The presence of a White House lawyer, Emmet Flood, and White House Chief of Staff John Kelly at the outset of the briefings raised immediate alarms from Democrats, who said they were concerned officials could use information from the meetings to the president's legal advantage. They also said it was inappropriate for White House officials to attend any part of a meeting about a criminal investigation that directly concerns the president and his campaign. Some also questioned whether their presence violated Justice Department policy meant to limit contacts with the White House to specific circumstances.
The White House said Flood and Kelly gave brief remarks at the outset of the briefings but did not stay for the substance. Giuliani said it would be appropriate for Trump to be briefed about the findings.
"He's not the subject or target of that investigation. He should know what is discussed," said Giuliani, the former mayor of New York City. "Moreover, I assume President Obama knew about it. And if Obama knew about it, why can't Trump?"
It was unclear how much information was given to lawmakers. According to a U.S. official familiar with the broader of the two meetings, the briefers did not reveal the name of the informant. They brought documents to Capitol Hill but did not share them, and made several remarks about the importance of protecting intelligence sources and methods. The person declined to be identified because the briefing was classified.
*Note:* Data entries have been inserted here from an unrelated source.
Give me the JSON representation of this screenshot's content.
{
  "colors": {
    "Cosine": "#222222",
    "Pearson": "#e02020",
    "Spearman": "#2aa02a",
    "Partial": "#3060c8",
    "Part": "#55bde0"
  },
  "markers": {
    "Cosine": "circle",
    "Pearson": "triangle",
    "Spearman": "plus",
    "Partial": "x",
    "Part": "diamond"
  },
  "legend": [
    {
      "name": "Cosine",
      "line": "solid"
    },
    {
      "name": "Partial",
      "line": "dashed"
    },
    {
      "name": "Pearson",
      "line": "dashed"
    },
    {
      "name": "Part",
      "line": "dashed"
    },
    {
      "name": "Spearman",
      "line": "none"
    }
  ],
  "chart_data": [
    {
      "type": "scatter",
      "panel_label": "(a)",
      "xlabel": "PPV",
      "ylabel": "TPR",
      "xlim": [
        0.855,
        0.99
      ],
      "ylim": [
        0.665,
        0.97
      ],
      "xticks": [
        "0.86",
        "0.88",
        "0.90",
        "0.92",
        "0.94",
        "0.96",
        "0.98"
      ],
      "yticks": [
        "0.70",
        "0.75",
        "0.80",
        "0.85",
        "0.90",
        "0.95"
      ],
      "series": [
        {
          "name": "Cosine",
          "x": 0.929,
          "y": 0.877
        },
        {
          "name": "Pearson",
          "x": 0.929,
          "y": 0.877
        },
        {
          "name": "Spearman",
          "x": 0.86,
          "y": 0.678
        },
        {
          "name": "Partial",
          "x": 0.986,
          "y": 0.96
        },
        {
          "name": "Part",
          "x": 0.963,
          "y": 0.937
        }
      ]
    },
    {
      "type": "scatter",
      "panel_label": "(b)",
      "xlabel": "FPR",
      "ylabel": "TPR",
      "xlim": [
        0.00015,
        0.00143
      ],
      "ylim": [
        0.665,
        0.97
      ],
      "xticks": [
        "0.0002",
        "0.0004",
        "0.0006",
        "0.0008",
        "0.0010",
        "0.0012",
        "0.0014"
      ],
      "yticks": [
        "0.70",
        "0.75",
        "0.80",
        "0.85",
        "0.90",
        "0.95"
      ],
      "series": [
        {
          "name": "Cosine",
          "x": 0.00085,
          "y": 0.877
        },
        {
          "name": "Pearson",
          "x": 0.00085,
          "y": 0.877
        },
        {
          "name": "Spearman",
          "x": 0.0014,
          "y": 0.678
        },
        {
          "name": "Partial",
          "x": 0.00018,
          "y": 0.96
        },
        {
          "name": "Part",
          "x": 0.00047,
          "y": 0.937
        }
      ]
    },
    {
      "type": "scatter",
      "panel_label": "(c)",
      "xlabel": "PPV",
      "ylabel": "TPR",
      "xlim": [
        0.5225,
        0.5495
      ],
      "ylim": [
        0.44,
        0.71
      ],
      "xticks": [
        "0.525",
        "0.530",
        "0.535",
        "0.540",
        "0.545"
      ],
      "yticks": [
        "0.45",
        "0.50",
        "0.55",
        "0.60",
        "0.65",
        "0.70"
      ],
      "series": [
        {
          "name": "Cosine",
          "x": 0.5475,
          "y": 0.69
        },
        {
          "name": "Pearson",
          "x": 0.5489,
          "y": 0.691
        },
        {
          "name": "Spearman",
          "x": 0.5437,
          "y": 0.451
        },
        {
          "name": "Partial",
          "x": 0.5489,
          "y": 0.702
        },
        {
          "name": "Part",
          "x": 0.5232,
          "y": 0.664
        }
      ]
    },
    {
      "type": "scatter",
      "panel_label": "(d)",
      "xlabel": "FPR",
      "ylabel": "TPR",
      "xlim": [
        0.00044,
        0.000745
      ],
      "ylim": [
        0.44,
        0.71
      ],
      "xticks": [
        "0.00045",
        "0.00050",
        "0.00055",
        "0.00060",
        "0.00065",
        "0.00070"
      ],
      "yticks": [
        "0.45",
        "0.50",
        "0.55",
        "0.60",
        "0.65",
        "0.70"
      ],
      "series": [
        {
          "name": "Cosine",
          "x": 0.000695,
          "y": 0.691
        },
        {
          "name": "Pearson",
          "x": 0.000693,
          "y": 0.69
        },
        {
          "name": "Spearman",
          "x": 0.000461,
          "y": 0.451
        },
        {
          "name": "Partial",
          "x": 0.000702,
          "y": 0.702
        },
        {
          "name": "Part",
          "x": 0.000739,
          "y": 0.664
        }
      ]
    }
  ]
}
The president intensified his attacks on the probe this week, calling it "spygate" and tweeting Thursday that it was "Starting to look like one of the biggest political scandals in U.S. history." Trump told one ally this week that he wanted "to brand" the informant a "spy," believing the more nefarious term would resonate more in the media and with the public.
It remained unclear what, if any, spying was done. The White House provided no evidence to support Trump's claim that President Barack Obama's administration was trying to spy on his 2016 campaign for political reasons.
Committee Chairman Devin Nunes, an ardent Trump supporter, originally demanded the information on an FBI source in the Russia investigation. And Trump took up the cause as the White House tries to combat the threat posed by Mueller's investigation.
Giuliani said the president's legal team would wait to see a report out of the briefings before making a decision as to whether Trump would sit for an interview with Mueller's investigators. He previously had said that a decision would not be made about an interview until after Trump's summit with North Korean leader Kim Jong Un, a meeting that the president canceled on Thursday but the White House is open to reviving.
"We'll see about the future of the summit before we definitely make a decision about a timetable," Giuliani said.
Associated Press writer Mary Clare Jalonick contributed reporting.